Difficile de faire une critique différente pour le Ramayana et pour le Mahabharata, dont j'ai lu l'édition de
Serge Demetrian, qui permet au profane que je suis en histoire hindoue d'entrer dans cette culture/religion pour la comprendre de l'intérieur. Voici néanmoins quelques éléments spécifiques au Mahabharata, en complément de ma critique du Ramayana.
Dans ce tome l'histoire tourne autour de l'aversion extraordinaire que porte Duryodana (ainé des Kaurava) pour ses cousins, les 5 frères Pandava. La jalousie, qui atteint rapidement tout le clan des Kaurava (sauf leurs parents : le roi Dhritarashtra et sa femme), est née du fait que les Pandava accomplissent des exploits et sont vertueux à tout point de vue, pourtant sans s'en glorifier.
Tous ces cousins sont pourtant issus de la lignée de Bharata, mais malgré la sagesse et la vertu dont font preuve les Pandava, cette situation conduit à une guerre entre les Kaurava et les Pandava. Leurs alliés communs, y compris parmi leurs proches, devront faire un choix dans ce conflit, forcés par la nécessité de participer à cette guerre.
Menés par Arjuna, l'un des frères Pandava, et aidés par Krishna, incarnation de l'être suprême Vishnu, les Pandava gagnent cette guerre qui aura éliminé une grande partie des membres de la famille.
On rapproche souvent l'oeuvre d'
Homère (l'Illiade et l'Odyssée) de ces 2 oeuvres. En effet le Ramayana oppose les hommes et les démons dans une quête des hommes pour récupérer la femme de Rama, tout comme l'Illiade qui met en scène une guerre liée à l'enlèvement de Hélène, la femme d'Agamemnon. le Mahabharata est le récit d'une grande guerre entre 2 clans d'hommes, tout comme l'Illiade qui oppose Troyens et Grecs. Dans les 4 épopées, les héros (parfois des demi-dieux, enfants de dieux et de mortels), sont aidés par les dieux, durant la guerre. Ces épopées sont à l'origine des mythes fondateurs de la culture latine d'un côté et indienne de l'autre.

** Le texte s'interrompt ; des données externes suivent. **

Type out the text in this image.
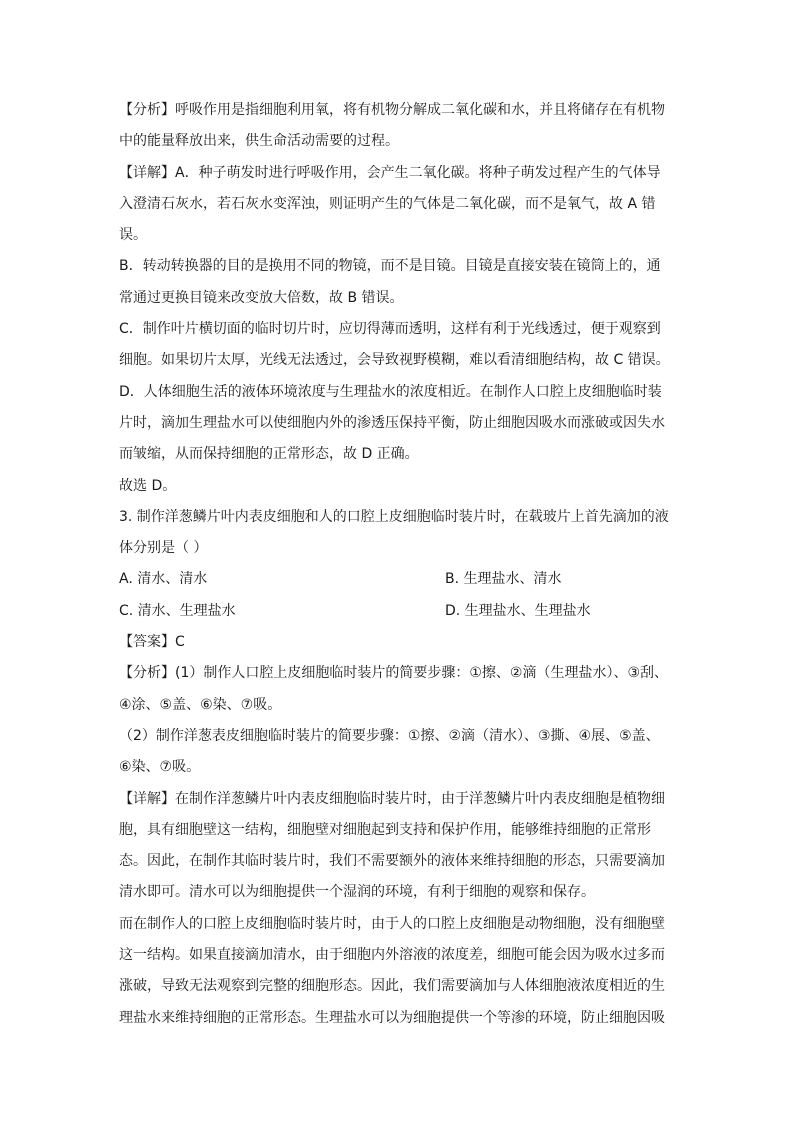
【分析】呼吸作用是指细胞利用氧，将有机物分解成二氧化碳和水，并且将储存在有机物
中的能量释放出来，供生命活动需要的过程。
【详解】A．种子萌发时进行呼吸作用，会产生二氧化碳。将种子萌发过程产生的气体导
入澄清石灰水，若石灰水变浑浊，则证明产生的气体是二氧化碳，而不是氧气，故 A 错
误。
B．转动转换器的目的是换用不同的物镜，而不是目镜。目镜是直接安装在镜筒上的，通
常通过更换目镜来改变放大倍数，故 B 错误。
C．制作叶片横切面的临时切片时，应切得薄而透明，这样有利于光线透过，便于观察到
细胞。如果切片太厚，光线无法透过，会导致视野模糊，难以看清细胞结构，故 C 错误。
D．人体细胞生活的液体环境浓度与生理盐水的浓度相近。在制作人口腔上皮细胞临时装
片时，滴加生理盐水可以使细胞内外的渗透压保持平衡，防止细胞因吸水而涨破或因失水
而皱缩，从而保持细胞的正常形态，故 D 正确。
故选 D。
3. 制作洋葱鳞片叶内表皮细胞和人的口腔上皮细胞临时装片时，在载玻片上首先滴加的液
体分别是（ ）
A. 清水、清水	B. 生理盐水、清水
C. 清水、生理盐水	D. 生理盐水、生理盐水
【答案】C
【分析】(1）制作人口腔上皮细胞临时装片的简要步骤：①擦、②滴（生理盐水）、③刮、
④涂、⑤盖、⑥染、⑦吸。
（2）制作洋葱表皮细胞临时装片的简要步骤：①擦、②滴（清水）、③撕、④展、⑤盖、
⑥染、⑦吸。
【详解】在制作洋葱鳞片叶内表皮细胞临时装片时，由于洋葱鳞片叶内表皮细胞是植物细
胞，具有细胞壁这一结构，细胞壁对细胞起到支持和保护作用，能够维持细胞的正常形
态。因此，在制作其临时装片时，我们不需要额外的液体来维持细胞的形态，只需要滴加
清水即可。清水可以为细胞提供一个湿润的环境，有利于细胞的观察和保存。
而在制作人的口腔上皮细胞临时装片时，由于人的口腔上皮细胞是动物细胞，没有细胞壁
这一结构。如果直接滴加清水，由于细胞内外溶液的浓度差，细胞可能会因为吸水过多而
涨破，导致无法观察到完整的细胞形态。因此，我们需要滴加与人体细胞液浓度相近的生
理盐水来维持细胞的正常形态。生理盐水可以为细胞提供一个等渗的环境，防止细胞因吸
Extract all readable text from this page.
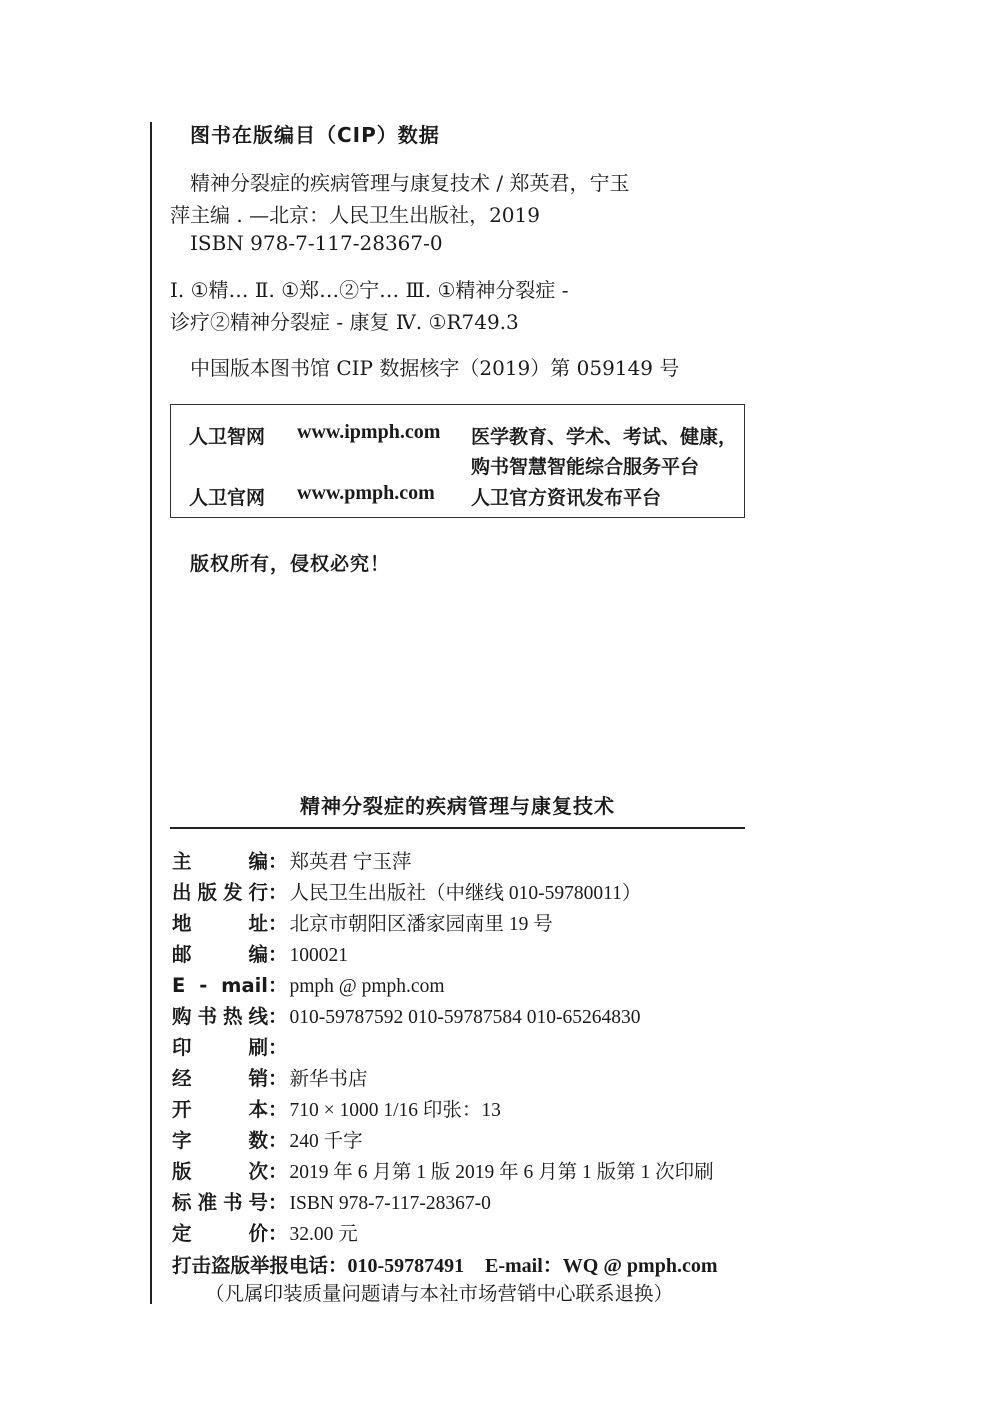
图书在版编目（CIP）数据
精神分裂症的疾病管理与康复技术 / 郑英君，宁玉
萍主编 . —北京：人民卫生出版社，2019
ISBN 978-7-117-28367-0
Ⅰ. ①精… Ⅱ. ①郑…②宁… Ⅲ. ①精神分裂症 -
诊疗②精神分裂症 - 康复 Ⅳ. ①R749.3
中国版本图书馆 CIP 数据核字（2019）第 059149 号
人卫智网 www.ipmph.com 医学教育、学术、考试、健康，
购书智慧智能综合服务平台
人卫官网 www.pmph.com 人卫官方资讯发布平台
版权所有，侵权必究！
精神分裂症的疾病管理与康复技术
主编： 郑英君 宁玉萍
出版发行： 人民卫生出版社（中继线 010-59780011）
地址： 北京市朝阳区潘家园南里 19 号
邮编： 100021
E - mail： pmph @ pmph.com
购书热线： 010-59787592 010-59787584 010-65264830
印刷：
经销： 新华书店
开本： 710 × 1000 1/16 印张：13
字数： 240 千字
版次： 2019 年 6 月第 1 版 2019 年 6 月第 1 版第 1 次印刷
标准书号： ISBN 978-7-117-28367-0
定价： 32.00 元
打击盗版举报电话：010-59787491 E-mail：WQ @ pmph.com
（凡属印装质量问题请与本社市场营销中心联系退换）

Mais le rapprochement s'arrête là. Tout comme dans le Ramayana, il est question dans le Mahabharata de la recherche de la vertu, de la sagesse dénuée de toute passion. Il s'agit de libérer son âme de toute pulsion comme la vengeance (alors que c'est au coeur de l'oeuvre d'
Homère) pour que l'âme puisse réintégrer le Vishnu (symbole du Brahman ≈ l'Absolu) et arrêter son cycle de réincarnation sur terre (il n'en ait pas du tout question dans les oeuvres d'
Homère).
La morale du Mahabharata est profondément ancrée dans l'hindouisme et le bouddhisme. Les plus vertueux rejoindront les dieux, dans les cieux, voire atteindront l'Absolu, quand les âmes des moins vertueux se retrouveront à errer en enfer et/ou être réincarnées à l'infini sur terre. Cette sentence est illustrée à la fin du récit, on pourrait même parler d'épilogue, quand Yudisthira (l'ainé des 5 frères Pandava et le plus sage) se retrouve à monter aux cieux, et à rendre une petite visite aux âmes errantes dans les enfers (ce passage m'a d'ailleurs rappelé «
La divine comédie » de
Dante Alighieri).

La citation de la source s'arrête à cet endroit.